Tras lo cual procedía a dar a la perpleja dependienta toda suerte de detalles sobre la ropa que vestía el niño.
Así fue como Don Cucufate –su hijo-, y Montserrat –su hija política-, es decir la esposa de Don Cucufate, finalmente la encontraron después de más de una hora de dar vueltas por el barrio y recorrer los lugares a donde acostumbraba a ir cada vez que se perdía.
El estado de mamá requería plantearse en serio que no debían dejarla salir a pasear sola. La demencia senil había llegado a un punto en mamá debía estar siempre vigilada.
Cuando finalmente llegaron a casa y Don Cucufate pudo regresar al negocio familiar –un colmado de productos selectos en la parte alta de la ciudad-, Montserrat decidió dedicarse a buscar al médico ese que según repetía incansablemente su suegra desde que la metieron en el coche tras localizarla, le había salvado la vida.
Así que tomó el listín telefónico y lo abrió por la G de Galeno, Hipócrates Galeno, decía la señora que ponía en la plaquita de la bata. No encontró ningún nombre ni siquiera parecido, pero su suegra no dejaba de insistir, de modo que se ocurrió buscar por la H de Hipócrates. No era la primera vez que Marteta, su suegra, confundía cosas.

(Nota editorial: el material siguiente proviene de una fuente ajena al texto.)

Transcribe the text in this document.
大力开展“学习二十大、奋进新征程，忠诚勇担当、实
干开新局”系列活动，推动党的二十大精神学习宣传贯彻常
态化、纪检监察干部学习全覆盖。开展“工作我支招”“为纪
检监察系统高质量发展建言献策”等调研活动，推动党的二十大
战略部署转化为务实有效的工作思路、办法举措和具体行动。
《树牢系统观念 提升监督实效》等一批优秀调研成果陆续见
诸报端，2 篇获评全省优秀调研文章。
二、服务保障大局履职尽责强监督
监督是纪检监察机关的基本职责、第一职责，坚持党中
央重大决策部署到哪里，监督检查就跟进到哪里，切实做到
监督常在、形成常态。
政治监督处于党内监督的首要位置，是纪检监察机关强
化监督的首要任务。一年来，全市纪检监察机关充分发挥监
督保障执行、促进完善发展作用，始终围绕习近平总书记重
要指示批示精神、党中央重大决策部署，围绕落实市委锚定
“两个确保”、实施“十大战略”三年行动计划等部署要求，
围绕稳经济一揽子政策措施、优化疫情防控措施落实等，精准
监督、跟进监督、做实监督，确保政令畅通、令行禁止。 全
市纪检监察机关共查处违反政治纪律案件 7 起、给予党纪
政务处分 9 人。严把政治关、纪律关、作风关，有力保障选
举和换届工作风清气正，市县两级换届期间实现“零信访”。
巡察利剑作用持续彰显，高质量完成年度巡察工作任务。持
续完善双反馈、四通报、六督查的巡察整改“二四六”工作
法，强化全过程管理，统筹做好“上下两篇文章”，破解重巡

Por Hipócrates no aparecía ningún apellido, pero sus ojos parecían verlo en algún lugar de la lista, de modo que siguió la columna y allí estaba. Vaya confusión la de su suegra.

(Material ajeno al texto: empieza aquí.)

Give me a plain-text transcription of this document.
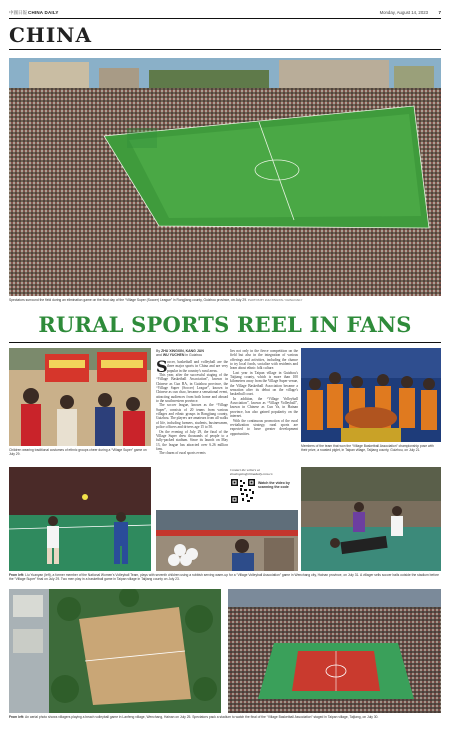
中國日報 CHINA DAILY	Monday, August 14, 2023 7
CHINA
Spectators surround the field during an elimination game on the final day of the “Village Super (Soccer) League” in Rongjiang county, Guizhou province, on July 29. PHOTOS BY ZHU XINGXIN / CHINA DAILY
RURAL SPORTS REEL IN FANS
Children wearing traditional costumes of ethnic groups cheer during a “Village Super” game on July 29.
By ZHU XINGXIN, KANG JUN
and WU YUCHEN in Guizhou
S occer, basketball and volleyball are the three major sports in China and are very popular in the country's rural areas.

This year, after the successful staging of the “Village Basketball Association”, known in Chinese as Cun BA, in Guizhou province, the “Village Super (Soccer) League”, known in Chinese as cun chao, became a sensational event, attracting audiences from both home and abroad to the southwestern province.

The soccer league, known as the “Village Super”, consists of 20 teams from various villages and ethnic groups in Rongjiang county, Guizhou. The players are amateurs from all walks of life, including farmers, students, businessmen, police officers and drivers age 15 to 50.

On the evening of July 29, the final of the Village Super drew thousands of people to a fully-packed stadium. Since its launch on May 13, the league has attracted over 6.26 million fans.

The charm of rural sports events

lies not only in the fierce competition on the field but also in the integration of various offerings and activities, including the chance to try local foods, socialize with residents and learn about ethnic folk culture.

Last year in Taipan village in Guizhou's Taijiang county, which is more than 100 kilometers away from the Village Super venue, the Village Basketball Association became a sensation after its debut on the village's basketball court.

In addition, the “Village Volleyball Association”, known as “Village Volleyball”, known in Chinese as Cun Va, in Hainan province, has also gained popularity on the internet.

With the continuous promotion of the rural revitalization strategy, rural sports are expected to have greater development opportunities.

Contact the writers at
zhuxingxin@chinadaily.com.cn
Watch the video by scanning the code
Members of the team that won the “Village Basketball Association” championship pose with their prize, a roasted piglet, in Taipan village, Taijiang county, Guizhou, on July 21.
From left: Liu Yuanyan (left), a former member of the National Women's Volleyball Team, plays with seventh children using a rubbish serving warm-up for a “Village Volleyball Association” game in Wenchang city, Hainan province, on July 31. A villager sells soccer balls outside the stadium before the “Village Super” final on July 29. Two men play in a basketball game in Taipan village in Taijiang county on July 23.
From left: An aerial photo shows villagers playing a beach volleyball game in Lanfeng village, Wenchang, Hainan on July 25. Spectators pack a stadium to watch the final of the “Village Basketball Association” staged in Taipan village, Taijiang, on July 30.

Anotó: “Hipono Usart, Galégrates”, y dos números de siete cifras, uno precedido entre paréntesis de la frase “Domicilio particular”, y el otro de la palabra “Hospital”. Después, marcó el segundo.
Al Dr. Galégrates Hipono se le acabó pronto su sueño de obtener el Nóbel de medicina, resulta que la cruda realidad era que al hospital se le había perdido un accidentado terminal, si es que no era ya un cadáver. Y ese era un tema muy peliagudo.
El órgano de dirección del patronato que regía el hospital había decidido dar unas vacaciones al Dr. Hipono –para quitarlo de en medio y alejar la posibilidad de que la prensa tuviera noticia-, y contratar los servicios de un detective para que investigara porqué el Dr. Hipono estaba la tarde anterior salvando ancianas de ser atropelladas, mientras al mismo tiempo estaba reunido en el despacho del inspector jefe por causa de un ingresado que no estaba ingresado.
Aquella había sido una mañana prolija en decisiones tajantes para el patronato.
Para Motomán y sus mascotas, tan solo la primera mañana de sus nuevas vidas.